DataSet

Main dataset object for torch_tools.

class torch_tools.datasets._dataset.DataSet(*args: Any, **kwargs: Any)[source]

Completely custom and highly flexible dataset.

Parameters:
  • inputs (Sequence[str, Path, Tensor, ndarray]) – Inputs (or x items) for the dataset.

  • targets (Optional[Sequence[str, Path, Tensor, ndarray]]) – Targets (or y items) for the dataset.

  • input_tfms (Optional[Compose]) – A composition of transforms to apply to the inputs as they are selected.

  • target_tfms (Optional[Compose]) – A composition of transforms to apply to the targets as they are selected.

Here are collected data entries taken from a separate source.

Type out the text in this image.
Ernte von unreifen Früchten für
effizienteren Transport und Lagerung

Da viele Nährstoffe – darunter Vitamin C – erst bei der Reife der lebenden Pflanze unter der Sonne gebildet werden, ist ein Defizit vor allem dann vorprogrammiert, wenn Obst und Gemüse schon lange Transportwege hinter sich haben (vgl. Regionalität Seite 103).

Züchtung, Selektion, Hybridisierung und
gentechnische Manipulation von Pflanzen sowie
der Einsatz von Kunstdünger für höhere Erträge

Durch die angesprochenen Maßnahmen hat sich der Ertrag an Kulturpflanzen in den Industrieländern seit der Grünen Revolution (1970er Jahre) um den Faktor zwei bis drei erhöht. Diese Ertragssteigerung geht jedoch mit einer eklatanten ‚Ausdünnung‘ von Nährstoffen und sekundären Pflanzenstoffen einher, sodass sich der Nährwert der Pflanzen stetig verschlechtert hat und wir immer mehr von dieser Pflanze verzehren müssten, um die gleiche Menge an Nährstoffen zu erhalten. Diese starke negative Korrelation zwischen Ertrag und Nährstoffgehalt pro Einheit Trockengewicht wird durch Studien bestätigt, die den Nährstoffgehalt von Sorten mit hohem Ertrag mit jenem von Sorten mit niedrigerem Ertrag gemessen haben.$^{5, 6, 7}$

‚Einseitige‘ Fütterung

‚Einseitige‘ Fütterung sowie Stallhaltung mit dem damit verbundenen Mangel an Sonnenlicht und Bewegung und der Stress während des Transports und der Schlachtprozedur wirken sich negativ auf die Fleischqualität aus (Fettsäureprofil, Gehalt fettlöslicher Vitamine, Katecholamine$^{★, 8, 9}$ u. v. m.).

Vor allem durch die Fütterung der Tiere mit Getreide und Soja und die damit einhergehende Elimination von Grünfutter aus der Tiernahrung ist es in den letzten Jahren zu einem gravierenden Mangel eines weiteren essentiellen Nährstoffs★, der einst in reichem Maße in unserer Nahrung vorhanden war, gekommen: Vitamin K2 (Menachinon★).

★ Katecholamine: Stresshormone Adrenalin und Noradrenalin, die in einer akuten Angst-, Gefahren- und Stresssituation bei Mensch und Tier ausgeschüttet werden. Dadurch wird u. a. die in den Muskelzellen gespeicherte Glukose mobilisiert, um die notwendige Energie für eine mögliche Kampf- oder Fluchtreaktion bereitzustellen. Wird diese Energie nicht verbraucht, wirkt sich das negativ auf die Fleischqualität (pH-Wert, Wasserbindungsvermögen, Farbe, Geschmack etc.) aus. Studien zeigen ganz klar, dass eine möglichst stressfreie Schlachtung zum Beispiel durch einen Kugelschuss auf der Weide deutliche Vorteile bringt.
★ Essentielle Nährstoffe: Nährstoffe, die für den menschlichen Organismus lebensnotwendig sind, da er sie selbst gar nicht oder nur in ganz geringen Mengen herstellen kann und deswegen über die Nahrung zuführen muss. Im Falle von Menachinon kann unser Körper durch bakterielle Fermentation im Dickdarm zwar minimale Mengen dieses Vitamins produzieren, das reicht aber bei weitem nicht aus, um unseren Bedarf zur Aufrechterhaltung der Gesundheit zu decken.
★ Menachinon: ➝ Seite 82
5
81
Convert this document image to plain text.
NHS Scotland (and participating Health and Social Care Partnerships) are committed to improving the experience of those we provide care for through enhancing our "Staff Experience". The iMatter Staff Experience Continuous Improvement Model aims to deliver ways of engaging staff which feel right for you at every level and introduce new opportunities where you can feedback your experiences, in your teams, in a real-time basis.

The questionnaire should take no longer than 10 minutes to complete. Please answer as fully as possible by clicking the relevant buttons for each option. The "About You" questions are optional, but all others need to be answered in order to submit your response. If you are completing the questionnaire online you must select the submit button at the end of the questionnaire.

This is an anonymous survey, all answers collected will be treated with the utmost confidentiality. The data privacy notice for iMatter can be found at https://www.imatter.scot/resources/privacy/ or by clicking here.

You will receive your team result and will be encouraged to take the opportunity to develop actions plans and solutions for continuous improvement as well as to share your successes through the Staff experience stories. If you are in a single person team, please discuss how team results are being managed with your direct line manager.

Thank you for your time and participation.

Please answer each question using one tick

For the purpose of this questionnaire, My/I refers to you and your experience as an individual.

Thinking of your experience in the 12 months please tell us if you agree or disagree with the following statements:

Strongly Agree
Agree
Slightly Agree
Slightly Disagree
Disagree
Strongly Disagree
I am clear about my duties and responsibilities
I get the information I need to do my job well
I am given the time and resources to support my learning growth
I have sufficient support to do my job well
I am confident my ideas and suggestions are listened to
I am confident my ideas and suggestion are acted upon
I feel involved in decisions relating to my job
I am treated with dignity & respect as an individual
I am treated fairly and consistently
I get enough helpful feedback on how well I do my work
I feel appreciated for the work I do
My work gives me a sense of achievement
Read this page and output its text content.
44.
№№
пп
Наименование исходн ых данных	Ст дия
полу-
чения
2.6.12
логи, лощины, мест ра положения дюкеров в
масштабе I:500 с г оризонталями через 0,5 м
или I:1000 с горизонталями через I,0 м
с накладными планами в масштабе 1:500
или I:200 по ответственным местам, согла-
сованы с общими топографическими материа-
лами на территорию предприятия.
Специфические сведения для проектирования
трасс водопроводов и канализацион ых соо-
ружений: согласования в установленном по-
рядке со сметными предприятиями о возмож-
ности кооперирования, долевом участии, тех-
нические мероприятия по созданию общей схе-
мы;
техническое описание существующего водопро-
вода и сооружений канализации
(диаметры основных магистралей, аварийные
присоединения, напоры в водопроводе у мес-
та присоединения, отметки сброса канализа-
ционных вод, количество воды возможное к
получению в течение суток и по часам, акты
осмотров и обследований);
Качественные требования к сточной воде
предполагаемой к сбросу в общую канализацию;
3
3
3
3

  • both_tfms (Optional[Compose]) – A composition of transforms to apply to both the input and target. Note: these transforms are applied after input_tfms and target_tfms, at which point the inputs and targets should be tensors. Each input–target pair will be concatenated along dim=0, transformed, and sliced apart, in the way one would apply rotations or reflections to images and segmentation masks. The dimensionality matters!

  • mixup (bool) – Should we apply mixup augmentation? See the paper: https://arxiv.org/abs/1710.09412. If True, we apply mixup, and the lambda parameter is sampled from a beta distribution with the parameters alpha=beta=0.4.

Notes

This dataset works for

  • Simple perceptron-style inputs.

  • Computer vision experiments, where the inputs are images.

  • Just about any problem where you need inputs, targets and custom transforms.

  • Doing inference (just set targets=None and it yields inputs only).

ShapesDataset

Synthetic dataset object.

class torch_tools.datasets._shapes_dataset.ShapesDataset(*args: Any, **kwargs: Any)[source]

Synthetic dataset which produces images withs spots and squares.

Warning—this dataset object is untested.

Parameters:
  • spot_prob (float, optional) – Probability of including spots in the image.

  • square_prob (float, optional) – Probability of including sqaures in the image.

  • num_spots (int, optional) – The number of spots that will be included in the image.

  • num_squares (int, optional) – The number of squares that will be included in the image.

  • length (int, optional) – The length of the data set.

  • image_size (int, optional) – The length of the square images.

  • input_tfms (Compose, optional) – A composition of transforms to apply to the input.

  • target_tfms (Compose, optional) – A composition of transforms to apply to the target.

  • seed (int) – Integer seed for numpy’s default rng.

Notes

The images have white backrounds and the shapes have randomly selected RGB colours on [0, 1)^{3}.

To get the indices of each shape, use, for example

>>> data_set = ShapesDataset()
>>> spot_index = data_set.target_names.index("spot")
>>> star_index = data_set.target_names.index("star")

To print the classes as a list, use

>>> print(data_set.target_names)
property target_names: List[str]

Return a list of target names order by their one-hot indices.

Returns:

A list of the names of the shapes, ordered by their one-hot indices.

Return type:

List[str]